On continued heating, the syrup passes through the stages below :
Hold a drop of syrup between your forefinger and thumb, it will form a string but will immediately break, when you move the forefinger and thumb gently apart.
Hold a drop of syrup between your forefinger and thumb, one string will be formed between your fingers when you separate them. This is the consistency needed for ladoo, jalebi and mysore pak.
Hold a drop of syrup between your forefinger and thumb. Two strings will be formed between your fingers when you separate them. This is used for sweets like badusha and hard burfis.
When you drop a bit of syrup in water, it will set into a soft ball.
When you drop a bit of syrup in water, it will set into a hard ball. If you drop the ball on a plate, it will sound like a stone hitting the plate. This is the consistency used for Chikkis.
Caramel: On further heating, you reach the caramel stage. This is rarely used for Indian sweets. Any further heating browns the sugar and eventually turns it to carbon.
Jaggery also melts the same way. We needed a way to deskill the way to estimate the stage of the syrup.
We believed deskilling sugar syrup held the key to many families of Indian sweets. After all, sugar syrup is just a glue to stick ingredients together. This glue is made in differing strengths for different desserts.
A Gajar halwa is carrots held together by a very weak syrup. A Kaju Katli is just cashew paste bound by a weak syrup. A boondi laddoo is just boondi stuck with weak syrup. A Mysorepak is just gram flour set with weak syrup. A coconut burfi is grated coconut held with a medium strength syrup. Common Chikki/ brittle is just nuts set in a strong syrup.

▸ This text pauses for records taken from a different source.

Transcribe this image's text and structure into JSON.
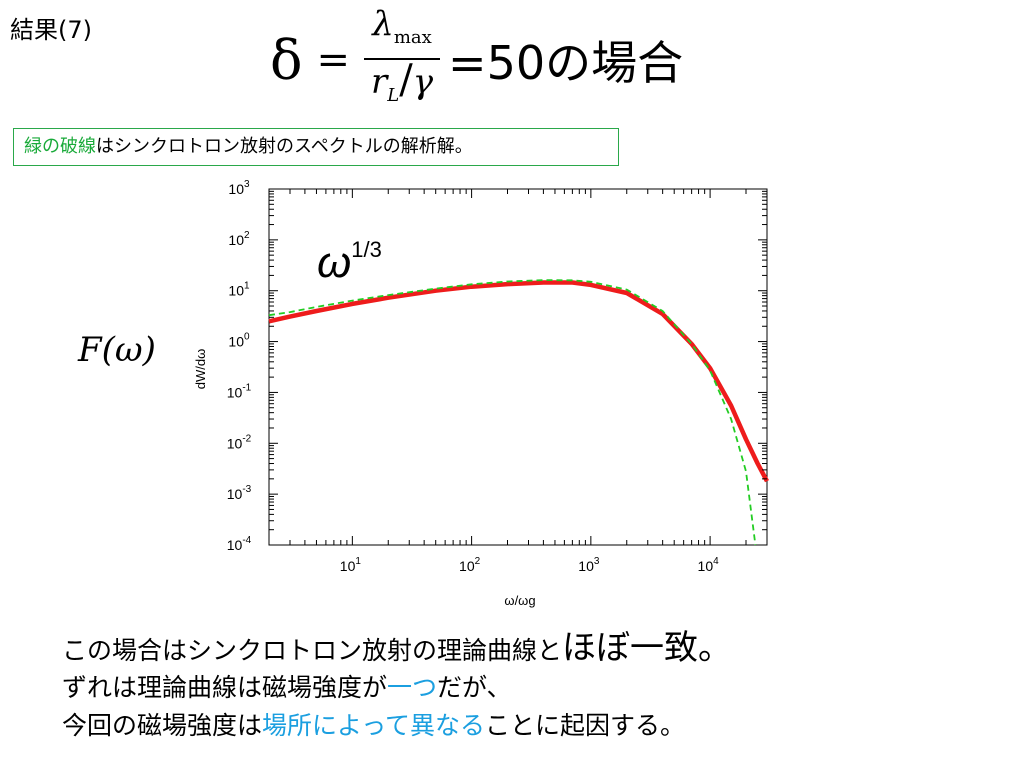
{
  "slide": {
    "title": "結果(7)",
    "formula": {
      "lhs": "δ",
      "equals": "=",
      "numerator": "λ",
      "numerator_sub": "max",
      "denominator_left": "r",
      "denominator_sub": "L",
      "denominator_slash": "/",
      "denominator_right": "γ",
      "result": "=50の場合"
    },
    "legend_note": {
      "highlight": "緑の破線",
      "rest": "はシンクロトロン放射のスペクトルの解析解。"
    },
    "f_label": "F(ω)",
    "body": {
      "line1_a": "この場合はシンクロトロン放射の理論曲線と",
      "line1_b": "ほぼ一致。",
      "line2_a": "ずれは理論曲線は磁場強度が",
      "line2_b": "一つ",
      "line2_c": "だが、",
      "line3_a": "今回の磁場強度は",
      "line3_b": "場所によって異なる",
      "line3_c": "ことに起因する。"
    }
  },
  "chart_data": {
    "type": "line",
    "xscale": "log",
    "yscale": "log",
    "xlim": [
      2,
      30000
    ],
    "ylim": [
      0.0001,
      1000
    ],
    "xlabel": "ω/ωg",
    "ylabel": "dW/dω",
    "xticks": [
      {
        "value": 10,
        "base": "10",
        "exp": "1"
      },
      {
        "value": 100,
        "base": "10",
        "exp": "2"
      },
      {
        "value": 1000,
        "base": "10",
        "exp": "3"
      },
      {
        "value": 10000,
        "base": "10",
        "exp": "4"
      }
    ],
    "yticks": [
      {
        "value": 1000,
        "base": "10",
        "exp": "3"
      },
      {
        "value": 100,
        "base": "10",
        "exp": "2"
      },
      {
        "value": 10,
        "base": "10",
        "exp": "1"
      },
      {
        "value": 1,
        "base": "10",
        "exp": "0"
      },
      {
        "value": 0.1,
        "base": "10",
        "exp": "-1"
      },
      {
        "value": 0.01,
        "base": "10",
        "exp": "-2"
      },
      {
        "value": 0.001,
        "base": "10",
        "exp": "-3"
      },
      {
        "value": 0.0001,
        "base": "10",
        "exp": "-4"
      }
    ],
    "annotation": {
      "base": "ω",
      "exp": "1/3"
    },
    "grid": false,
    "legend": "none",
    "series": [
      {
        "color": "#ee1c1c",
        "style": "solid",
        "x": [
          2,
          3,
          5,
          10,
          20,
          50,
          100,
          200,
          400,
          700,
          1000,
          2000,
          4000,
          7000,
          10000,
          15000,
          20000,
          25000,
          30000
        ],
        "y": [
          2.5,
          3.1,
          4.0,
          5.5,
          7.3,
          10.0,
          12.0,
          13.5,
          14.5,
          14.5,
          13.0,
          9.0,
          3.5,
          0.9,
          0.3,
          0.055,
          0.012,
          0.004,
          0.0018
        ]
      },
      {
        "color": "#22cc22",
        "style": "dashed",
        "x": [
          2,
          3,
          5,
          10,
          20,
          50,
          100,
          200,
          400,
          700,
          1000,
          2000,
          4000,
          7000,
          10000,
          15000,
          20000,
          24000
        ],
        "y": [
          3.3,
          3.8,
          4.8,
          6.4,
          8.2,
          11.0,
          13.4,
          15.2,
          16.2,
          16.0,
          15.0,
          10.5,
          4.0,
          0.9,
          0.27,
          0.03,
          0.0028,
          0.0001
        ]
      }
    ]
  }
}
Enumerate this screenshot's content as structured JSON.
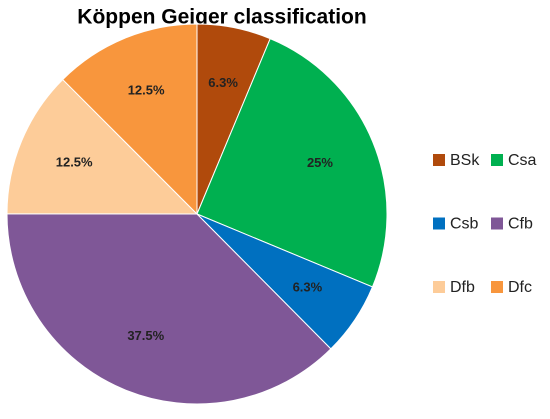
{
  "chart_data": {
    "type": "pie",
    "title": "Köppen Geiger classification",
    "categories": [
      "BSk",
      "Csa",
      "Csb",
      "Cfb",
      "Dfb",
      "Dfc"
    ],
    "values": [
      6.3,
      25,
      6.3,
      37.5,
      12.5,
      12.5
    ],
    "value_labels": [
      "6.3%",
      "25%",
      "6.3%",
      "37.5%",
      "12.5%",
      "12.5%"
    ],
    "colors": [
      "#b04a0c",
      "#00b050",
      "#0070c0",
      "#7f5797",
      "#fdcc99",
      "#f8963d"
    ],
    "legend": "right"
  }
}
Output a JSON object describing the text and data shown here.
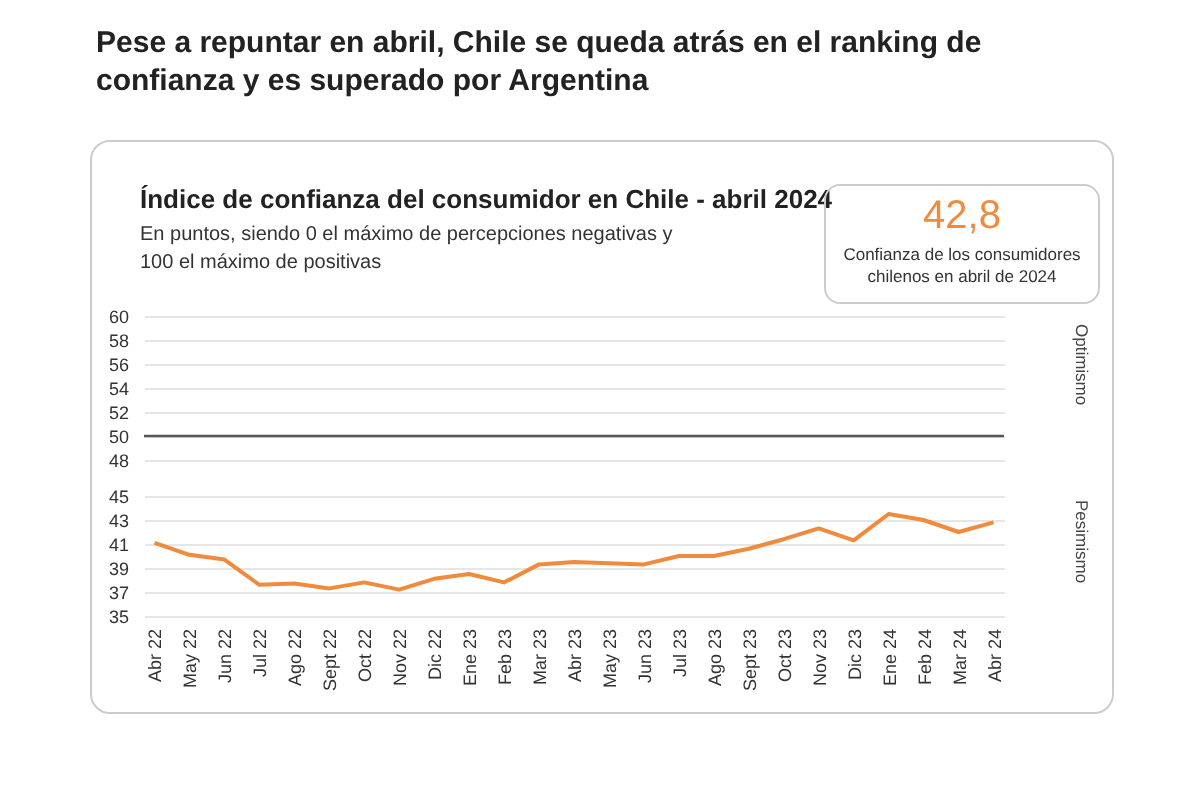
{
  "chart_data": {
    "type": "line",
    "title": "Pese a repuntar en abril, Chile se queda atrás en el ranking de confianza y es superado por Argentina",
    "subtitle": "Índice de confianza del consumidor en Chile - abril 2024",
    "annotations": [
      "En puntos, siendo 0 el máximo de percepciones negativas y 100 el máximo de positivas",
      "42,8",
      "Confianza de los consumidores chilenos en abril de 2024",
      "Optimismo",
      "Pesimismo"
    ],
    "categories": [
      "Abr 22",
      "May 22",
      "Jun 22",
      "Jul 22",
      "Ago 22",
      "Sept 22",
      "Oct 22",
      "Nov 22",
      "Dic 22",
      "Ene 23",
      "Feb 23",
      "Mar 23",
      "Abr 23",
      "May 23",
      "Jun 23",
      "Jul 23",
      "Ago 23",
      "Sept 23",
      "Oct 23",
      "Nov 23",
      "Dic 23",
      "Ene 24",
      "Feb 24",
      "Mar 24",
      "Abr 24"
    ],
    "series": [
      {
        "color": "#f08a3c",
        "values": [
          41.1,
          40.1,
          39.7,
          37.6,
          37.7,
          37.3,
          37.8,
          37.2,
          38.1,
          38.5,
          37.8,
          39.3,
          39.5,
          39.4,
          39.3,
          40.0,
          40.0,
          40.6,
          41.4,
          42.3,
          41.3,
          43.5,
          43.0,
          42.0,
          42.8
        ]
      }
    ],
    "ylim": [
      35,
      60
    ],
    "yticks": [
      35,
      37,
      39,
      41,
      43,
      45,
      48,
      50,
      52,
      54,
      56,
      58,
      60
    ],
    "ref_lines": [
      {
        "axis": "y",
        "value": 50,
        "color": "#555555"
      }
    ],
    "grid": "y",
    "marker": "none",
    "line_style": "solid"
  }
}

The strength of this glue (sugar syrup) varies with its water content. We tried pressure cooking measured quantities of sugar with water, hoping the standardised cooking conditions would let us control the consistency of syrup by just varying the cooking time/ number of whistles.
We started with the traditional recipe of 1 part of sugar to one part of water, but it took too long. After numerous trials, we settled on 1 part of sugar to 1/4 part of water. We cooked it under controlled conditions and tried to match the syrup consistency with number of whistles. Later, we extended it to jaggery. The table below summarises the experiment.
We were trying to crack the Holy Grail of south Indian sweets, Mysorepak (gramflour fudge). The traditional recipe calls for equal quantities of gram flour, sugar, water and ghee. As in all OPOS recipes, we wanted to minimise the use of fat and after many trials, settled on a ratio of 1:1:1/4:1/4 for Sugar:Roasted gram flour: Water: Ghee
The following recipe was proposed:
Mix 1C sugar (200g), 1/4C water, 1/4C ghee. Cook at high heat (900 W) for 4 to 7 whistles. Release pressure. Mix in 1C (100g) well roasted gram flour. Pour in a greased plate & cut.
This simple recipe generated over 200 validations. It was raining Mysorepaks for a long time.
This technique unlocked a huge variety of burfis, mysorepaks, katlis, chikkis and other sugar syrup based sweets. Soon, we extended the same logic to jaggery.
Jaggery syrup is impossible to standardise because Jaggery itself is not standardised. It is not industrially manufactured. At best you can use this table as a starting point and estimate the stages based on the jaggery you use. Remember both sugar and jaggery are hygroscopic. They easily absorb water from the atmosphere. This will vary their consistency. Always use bone dry sugar for consistent results.
The sugar syrup hack holds the key to a huge range of Indian sweets!